The Helmholtz Institute Freiberg for Resource Technology (HIF), which is part of the Helmholtz-Zentrum Dresden-Rossendorf, will receive a grant of approximately €900,000 over the next three years to support the development of new technologies for the environmentally and socially sustainable as well as efficient exploration of natural resources, noted Helmholtz-Zentrum Dresden-Rossendorf. The EU funding will be made available by EIT RawMaterials, which is supported by the European Insitute of Innovation and Technology, and has already been earmarked for three new projects. The researchers are seeking to advance drone-based exploration and other innovative exploration methods.
The HIF-led inSPECTor project aims at developing an innovative sensor system that can, for example, be used with a drill core scanner. The ultimate objective is the rapid, precise and non-destructive analysis of rare earths and other critical raw materials. For this purpose, the project partners intend to combine different sensors in modular fashion, thereby exploiting the strengths of both hyperspectral imaging and laser-induced fluorescence spectroscopy. This novel approach is intended to facilitate efficient and high-resolution, two-dimensional mapping of natural rock samples and drill cores. It can also be used for the processing or recycling of valuable substances.
Other partners in the project are Freiberg Instruments, the Geological Survey of Finland (GTK), the Institute of Applied Physics at TU Bergakademie Freiberg and Specim Spectral Imaging Ltd.
The aim of the MULSEDRO project is to take drone-borne technologies for the exploration of mineral deposits to the next level. In the future, unmanned aerial vehicles (UAVs) will look at the earth’s surface as well as measuring the physical properties of the subsurface. For this purpose, they will be equipped with hyperspectral and magnetic sensors. The surficial and subsurface information can then be combined to generate three-dimensional models. A highly promising area of application for this technology is the efficient, non-invasive exploration of raw materials in remote regions. Due to the increasing demand for resources, the mining industry is investing heavily in logistically difficult and environmentally sensitive areas, i.e. precisely the sort of location where drones are the ideal tool for quickly, flexibly, inexpensively and accurately obtaining information about potential deposits.
This project is coordinated by the Geological Survey of Denmark and Greenland (GEUS). Other contributors apart from HIF are DMT GmbH & Co. KG, the Geological Survey of Finland (GTK), LTU Business AB and Radai Oy.

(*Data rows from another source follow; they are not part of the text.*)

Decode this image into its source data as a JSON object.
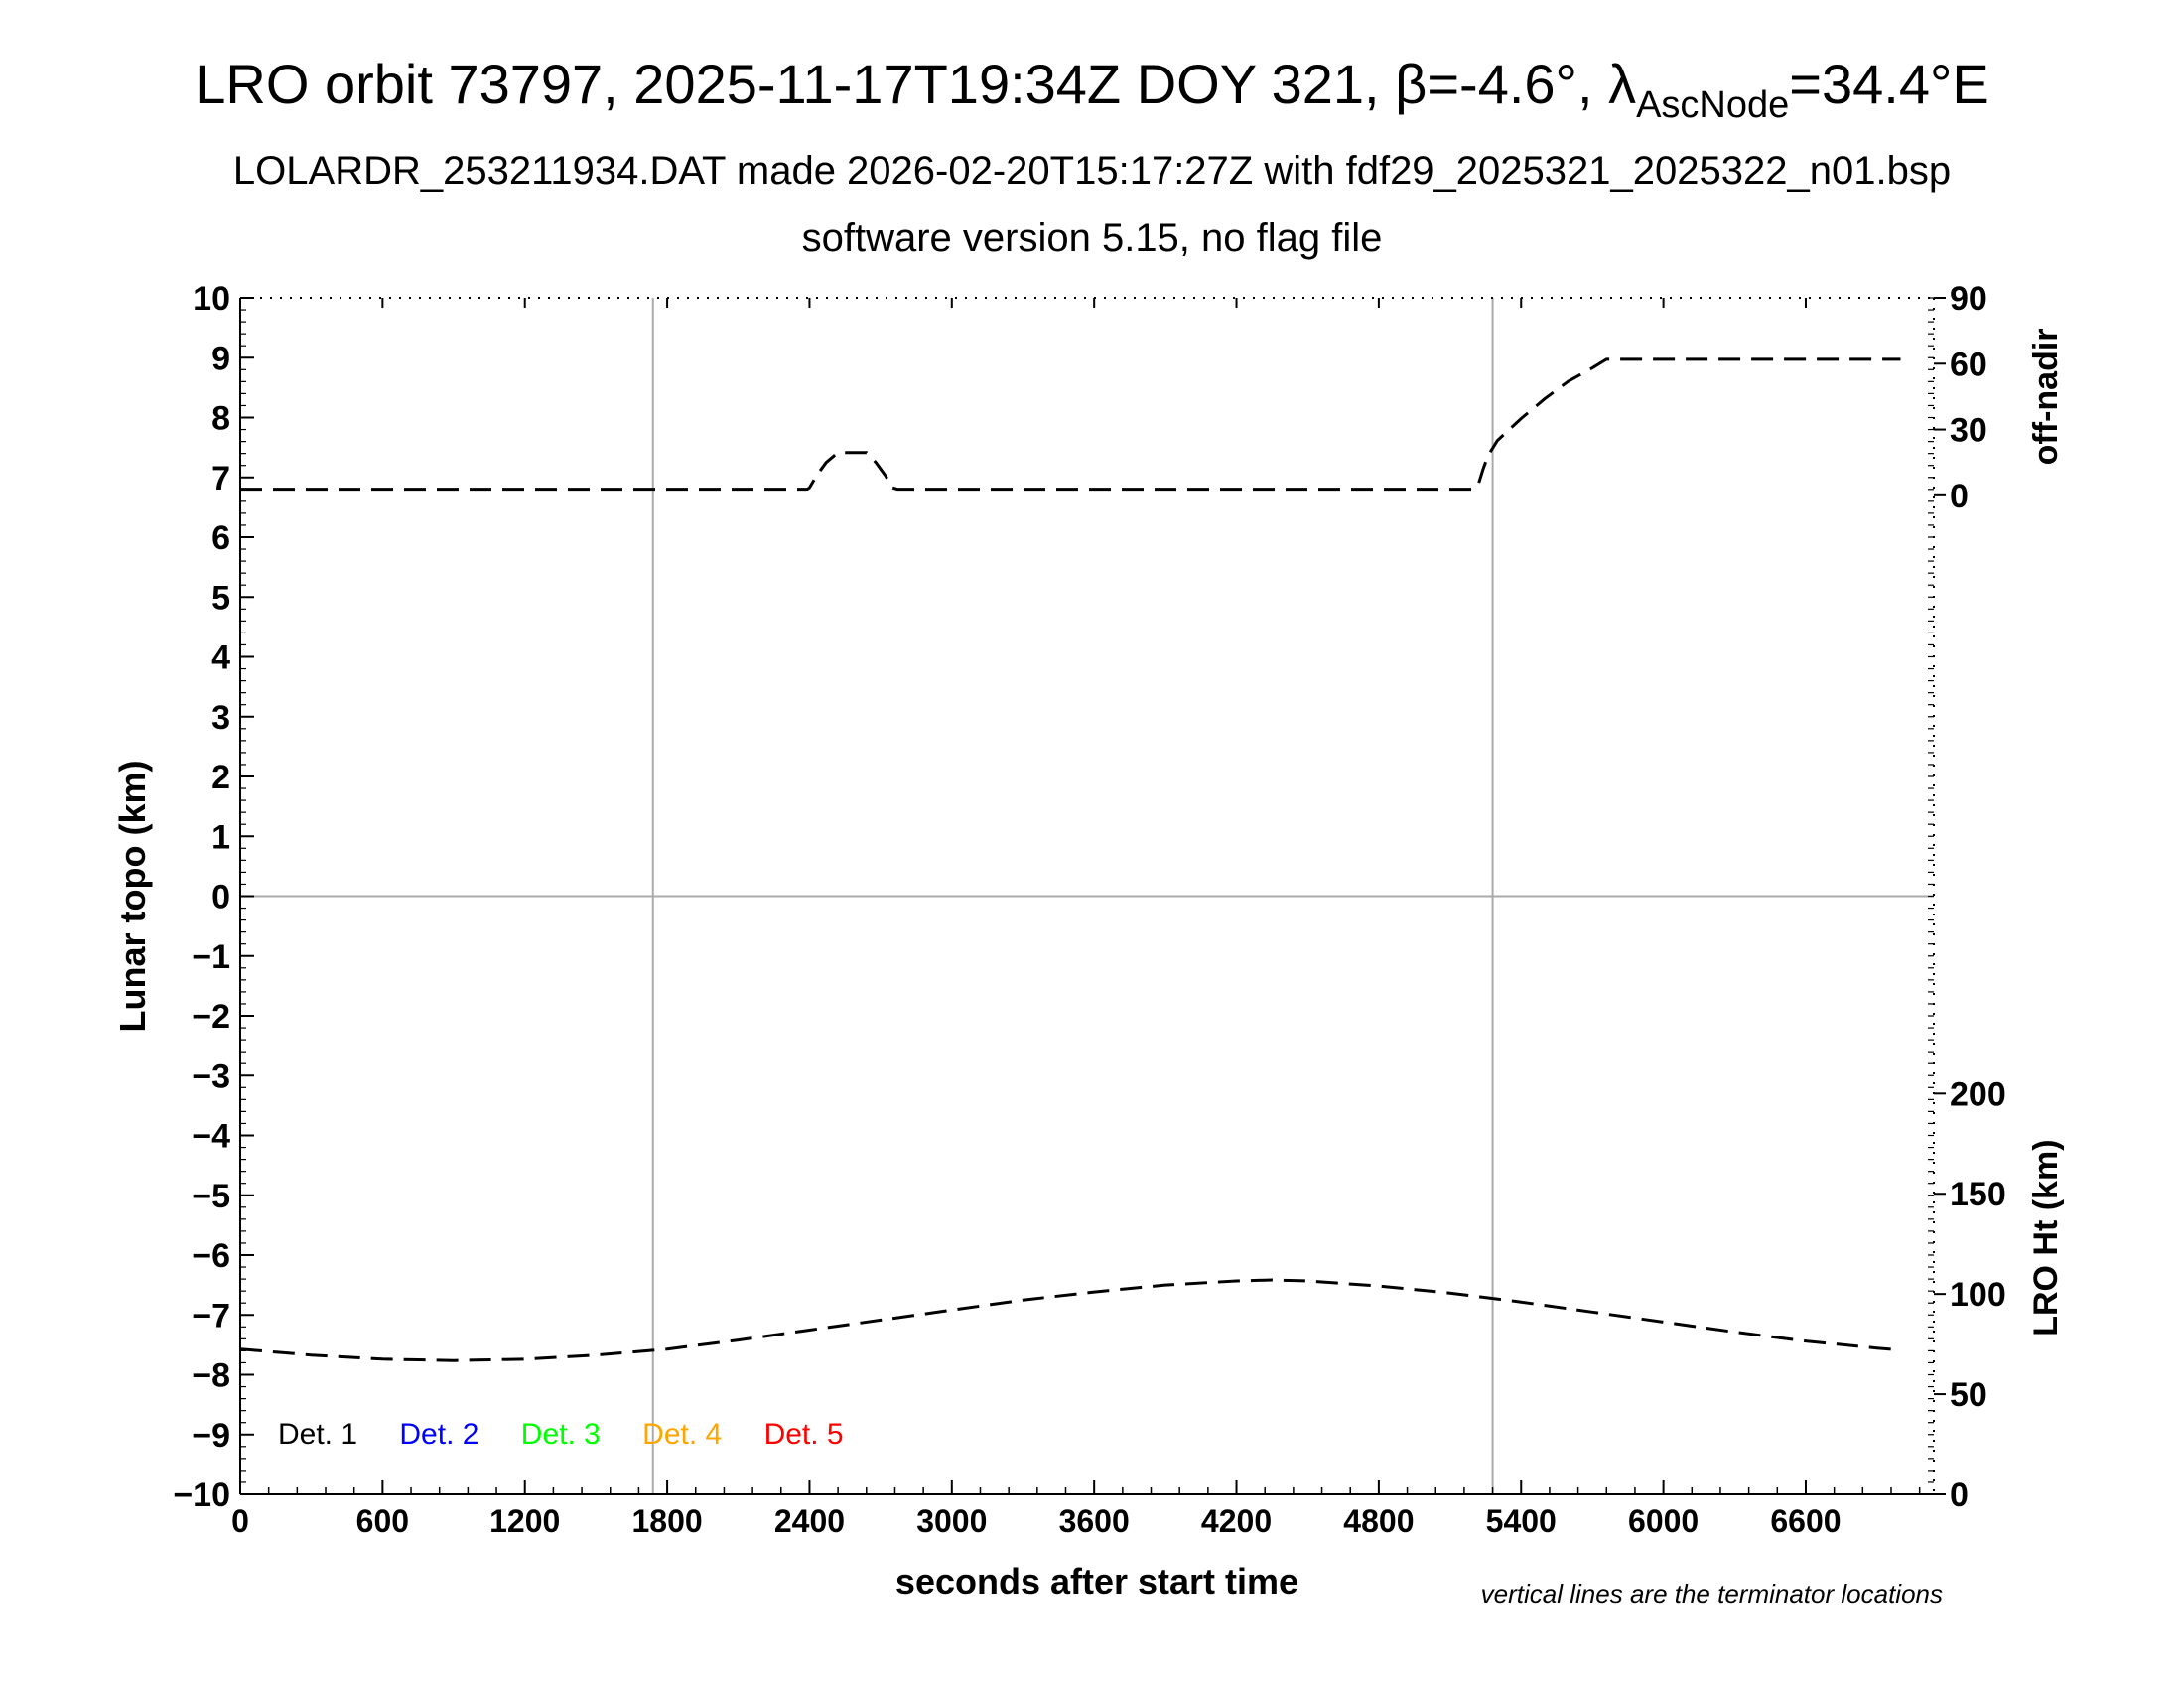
{
  "title": {
    "prefix": "LRO orbit 73797, 2025-11-17T19:34Z DOY 321, β=-4.6°, λ",
    "subscript": "AscNode",
    "suffix": "=34.4°E"
  },
  "subtitle": "LOLARDR_253211934.DAT made 2026-02-20T15:17:27Z with fdf29_2025321_2025322_n01.bsp",
  "subtitle2": "software version 5.15, no flag file",
  "footnote": "vertical lines are the terminator locations",
  "legend": [
    {
      "label": "Det. 1",
      "color": "#000000"
    },
    {
      "label": "Det. 2",
      "color": "#0000ff"
    },
    {
      "label": "Det. 3",
      "color": "#00ff00"
    },
    {
      "label": "Det. 4",
      "color": "#ffa500"
    },
    {
      "label": "Det. 5",
      "color": "#ff0000"
    }
  ],
  "chart_data": {
    "type": "line",
    "xlabel": "seconds after start time",
    "ylabel": "Lunar topo (km)",
    "y2label_top": "off-nadir",
    "y2label_bottom": "LRO Ht (km)",
    "xlim": [
      0,
      7140
    ],
    "ylim": [
      -10,
      10
    ],
    "x_ticks": [
      0,
      600,
      1200,
      1800,
      2400,
      3000,
      3600,
      4200,
      4800,
      5400,
      6000,
      6600
    ],
    "y_ticks": [
      10,
      9,
      8,
      7,
      6,
      5,
      4,
      3,
      2,
      1,
      0,
      -1,
      -2,
      -3,
      -4,
      -5,
      -6,
      -7,
      -8,
      -9,
      -10
    ],
    "y_tick_labels": [
      "10",
      "9",
      "8",
      "7",
      "6",
      "5",
      "4",
      "3",
      "2",
      "1",
      "0",
      "−1",
      "−2",
      "−3",
      "−4",
      "−5",
      "−6",
      "−7",
      "−8",
      "−9",
      "−10"
    ],
    "offnadir_ticks": [
      0,
      30,
      60,
      90
    ],
    "height_ticks": [
      0,
      50,
      100,
      150,
      200
    ],
    "terminator_x": [
      1740,
      5280
    ],
    "zero_line_y": 0,
    "series": [
      {
        "axis": "off-nadir",
        "style": "dashed",
        "color": "#000000",
        "x": [
          0,
          600,
          1200,
          1800,
          2390,
          2400,
          2430,
          2470,
          2520,
          2580,
          2640,
          2680,
          2720,
          2750,
          2770,
          2800,
          2900,
          2950,
          3000,
          3600,
          4200,
          4800,
          5200,
          5220,
          5240,
          5260,
          5300,
          5400,
          5500,
          5600,
          5700,
          5760,
          5800,
          6000,
          6600,
          7000
        ],
        "y": [
          2.8,
          2.8,
          2.8,
          2.8,
          2.8,
          3.5,
          9,
          15,
          19.5,
          19.5,
          19.5,
          15,
          9,
          3.5,
          2.8,
          2.8,
          2.8,
          2.8,
          2.8,
          2.8,
          2.8,
          2.8,
          2.8,
          5,
          12,
          18,
          25,
          35,
          44,
          52,
          58,
          62,
          62,
          62,
          62,
          62
        ]
      },
      {
        "axis": "LRO Ht (km)",
        "style": "dashed",
        "color": "#000000",
        "x": [
          0,
          300,
          600,
          900,
          1200,
          1500,
          1800,
          2100,
          2400,
          2700,
          3000,
          3300,
          3600,
          3900,
          4200,
          4350,
          4500,
          4800,
          5100,
          5400,
          5700,
          6000,
          6300,
          6600,
          6900,
          7000
        ],
        "y": [
          72.5,
          69.5,
          67.5,
          66.8,
          67.5,
          69.5,
          72.5,
          77,
          82,
          87,
          92,
          97,
          101,
          104.5,
          106.5,
          107,
          106.5,
          104,
          100.5,
          96,
          91,
          86,
          81,
          76.5,
          73,
          72
        ]
      }
    ]
  }
}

The Helmholtz Institute Freiberg for Resource Technology is part of the new European consortium Arctic Network Hub – ARCHUB (http://eitrawmaterials.eu/project/archub/), which is committed to sustainable mineral exploration and extraction in the Arctic. The region is the focus of new exploration projects due to the abundance of raw materials there. One of the key questions that the ARCHUB has set out to answer is how these resources can be explored in an environmentally friendly and socially appropriate way by using innovative technology and achieving a broader participation of stakeholders. A major aim is to bring all parties together to set up environmental guidelines. The members of ARCHUB wish to promote and develop innovative exploration technologies using, for example, geophysics and remote sensing, as well as three-dimensional and four-dimensional mapping and simulation. HIF’s main contribution to the network is its expertise in the field of drone-based exploration and hyperspectral remote sensing
ARCHUB is coordinated by the Geological Survey of Denmark and Greenland (GEUS). Partners come from government bodies, industry and research: DMT GmbH & Co. KG, the Geological Survey of Finland, the Geological Survey of Sweden, HIF, Luleå University of Technology, Oulu Mining School, RISE Research Institutes of Sweden Holding AB/CBI Betonginstitutet AB, Trinity College Dublin, University of Limerick, and Uppsala University.